One of the reasons for the animosity between many writers and directors/theatres is that one side treats the other like shit. And then there's the retaliation and we get a cycle of mistrust.

Theatres that don't want to read scripts, or don't have the time too could simply not accept submissions. But many don't, they create hoops to jump through query packets and agent submissions etc.

Writers who don't like a companies work, or whose script doesn't fit well with that company don't have to send it in.

Funding for developing new work could go to companies that actually produce new works. That would change the landscape significantly.

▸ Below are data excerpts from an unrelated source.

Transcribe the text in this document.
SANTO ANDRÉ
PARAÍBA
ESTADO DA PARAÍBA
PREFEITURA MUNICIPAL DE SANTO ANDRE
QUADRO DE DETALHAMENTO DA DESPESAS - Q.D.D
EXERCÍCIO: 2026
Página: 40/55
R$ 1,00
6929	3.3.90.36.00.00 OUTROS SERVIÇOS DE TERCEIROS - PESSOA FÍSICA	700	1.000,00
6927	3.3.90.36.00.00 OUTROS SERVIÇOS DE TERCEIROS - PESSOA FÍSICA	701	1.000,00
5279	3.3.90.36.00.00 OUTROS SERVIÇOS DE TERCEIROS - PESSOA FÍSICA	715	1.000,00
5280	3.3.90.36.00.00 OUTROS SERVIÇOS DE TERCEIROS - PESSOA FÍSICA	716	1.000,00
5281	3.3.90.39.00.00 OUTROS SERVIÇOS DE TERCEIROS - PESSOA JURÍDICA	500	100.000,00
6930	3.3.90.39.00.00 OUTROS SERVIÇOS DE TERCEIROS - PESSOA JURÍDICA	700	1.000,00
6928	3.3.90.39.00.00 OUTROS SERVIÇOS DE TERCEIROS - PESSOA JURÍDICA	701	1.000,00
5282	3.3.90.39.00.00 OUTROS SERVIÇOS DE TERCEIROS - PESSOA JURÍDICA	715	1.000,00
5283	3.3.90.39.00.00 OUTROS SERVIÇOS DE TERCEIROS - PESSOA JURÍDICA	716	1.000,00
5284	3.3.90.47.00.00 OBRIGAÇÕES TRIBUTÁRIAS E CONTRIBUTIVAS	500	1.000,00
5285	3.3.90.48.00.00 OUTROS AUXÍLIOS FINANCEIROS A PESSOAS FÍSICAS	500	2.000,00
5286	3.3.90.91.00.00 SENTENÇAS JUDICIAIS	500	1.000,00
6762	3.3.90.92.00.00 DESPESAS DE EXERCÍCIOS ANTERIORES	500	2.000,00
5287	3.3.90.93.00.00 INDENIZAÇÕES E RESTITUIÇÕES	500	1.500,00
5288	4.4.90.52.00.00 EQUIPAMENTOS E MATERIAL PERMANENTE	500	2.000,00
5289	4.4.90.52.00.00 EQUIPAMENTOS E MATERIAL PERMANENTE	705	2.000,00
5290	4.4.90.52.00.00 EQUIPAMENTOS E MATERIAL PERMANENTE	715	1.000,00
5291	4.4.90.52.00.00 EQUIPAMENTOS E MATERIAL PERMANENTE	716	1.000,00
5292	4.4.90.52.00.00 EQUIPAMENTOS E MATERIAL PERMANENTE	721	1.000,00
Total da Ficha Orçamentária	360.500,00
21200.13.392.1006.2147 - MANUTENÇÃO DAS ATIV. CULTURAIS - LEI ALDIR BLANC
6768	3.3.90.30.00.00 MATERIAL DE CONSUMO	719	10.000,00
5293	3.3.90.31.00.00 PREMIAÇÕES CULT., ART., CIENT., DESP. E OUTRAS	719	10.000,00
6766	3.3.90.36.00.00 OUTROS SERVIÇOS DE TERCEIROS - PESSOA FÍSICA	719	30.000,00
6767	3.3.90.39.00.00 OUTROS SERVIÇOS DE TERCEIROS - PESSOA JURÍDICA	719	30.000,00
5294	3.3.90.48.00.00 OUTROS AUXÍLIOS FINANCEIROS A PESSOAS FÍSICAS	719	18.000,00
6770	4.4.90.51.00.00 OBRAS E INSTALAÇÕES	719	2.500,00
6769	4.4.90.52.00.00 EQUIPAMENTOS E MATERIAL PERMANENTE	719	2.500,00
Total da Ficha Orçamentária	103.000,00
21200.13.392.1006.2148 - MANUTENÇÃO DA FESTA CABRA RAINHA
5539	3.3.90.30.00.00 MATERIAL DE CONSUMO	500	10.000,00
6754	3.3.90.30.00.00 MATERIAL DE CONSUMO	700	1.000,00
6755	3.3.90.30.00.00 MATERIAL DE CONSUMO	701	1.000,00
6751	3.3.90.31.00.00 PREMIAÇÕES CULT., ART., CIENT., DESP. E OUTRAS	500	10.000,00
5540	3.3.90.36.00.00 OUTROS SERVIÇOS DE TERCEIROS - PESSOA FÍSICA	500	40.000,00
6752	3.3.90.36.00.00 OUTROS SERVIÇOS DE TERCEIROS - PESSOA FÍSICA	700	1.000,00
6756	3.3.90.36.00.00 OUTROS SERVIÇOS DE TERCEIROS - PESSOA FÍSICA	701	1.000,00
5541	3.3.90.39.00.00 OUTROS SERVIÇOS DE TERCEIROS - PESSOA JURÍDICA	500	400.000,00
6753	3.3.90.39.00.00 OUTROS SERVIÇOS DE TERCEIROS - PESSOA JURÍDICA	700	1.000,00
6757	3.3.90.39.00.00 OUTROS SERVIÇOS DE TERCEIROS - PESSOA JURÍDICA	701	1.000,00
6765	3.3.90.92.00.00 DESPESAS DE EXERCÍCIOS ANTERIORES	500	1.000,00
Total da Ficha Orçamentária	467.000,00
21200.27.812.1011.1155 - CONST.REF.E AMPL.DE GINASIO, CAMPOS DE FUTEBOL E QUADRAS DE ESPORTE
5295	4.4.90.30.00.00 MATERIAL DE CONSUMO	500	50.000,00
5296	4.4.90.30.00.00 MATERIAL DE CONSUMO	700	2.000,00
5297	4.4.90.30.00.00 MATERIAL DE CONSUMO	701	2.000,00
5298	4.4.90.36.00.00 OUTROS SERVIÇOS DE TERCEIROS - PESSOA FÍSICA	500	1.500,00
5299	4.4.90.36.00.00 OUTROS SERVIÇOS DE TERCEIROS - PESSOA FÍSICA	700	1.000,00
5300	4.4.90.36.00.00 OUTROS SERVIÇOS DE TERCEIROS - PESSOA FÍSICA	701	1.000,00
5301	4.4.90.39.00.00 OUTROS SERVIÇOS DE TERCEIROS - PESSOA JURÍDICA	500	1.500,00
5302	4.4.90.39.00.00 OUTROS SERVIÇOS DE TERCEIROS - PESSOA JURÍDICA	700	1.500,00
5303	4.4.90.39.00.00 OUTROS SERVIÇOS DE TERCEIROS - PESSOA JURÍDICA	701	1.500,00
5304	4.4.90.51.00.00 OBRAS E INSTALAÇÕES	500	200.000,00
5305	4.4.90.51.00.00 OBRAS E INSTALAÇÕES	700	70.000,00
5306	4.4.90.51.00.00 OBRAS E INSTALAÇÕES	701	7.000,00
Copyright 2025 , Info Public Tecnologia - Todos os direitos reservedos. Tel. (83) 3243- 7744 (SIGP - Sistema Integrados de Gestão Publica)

Long before a director can even think of changing a line without a writers consent, or a writer can claim the right to approve all personnel, or people can argue over copyright, or any budgetary concerns--there's usually been a breakdown in the relationship.

One partner cannot be bothered with the other's needs. They're to busy to notice their partner. Lack of resources; I'm so busy at work right now; it's not you, it's me.

I've gotten a lot of grateful messages from writers this month--not for accepting their submissions; not for producing their work. Grateful for me taking a minute to send an email acknowledging we've received their submission. In essence, writers are grateful just for a receipt. Many don't even bother with that.

Not every play is great, many won't even be good, but a handful might be spectacular. On the off chance, shouldn't more theatres be grateful enough to give a receipt?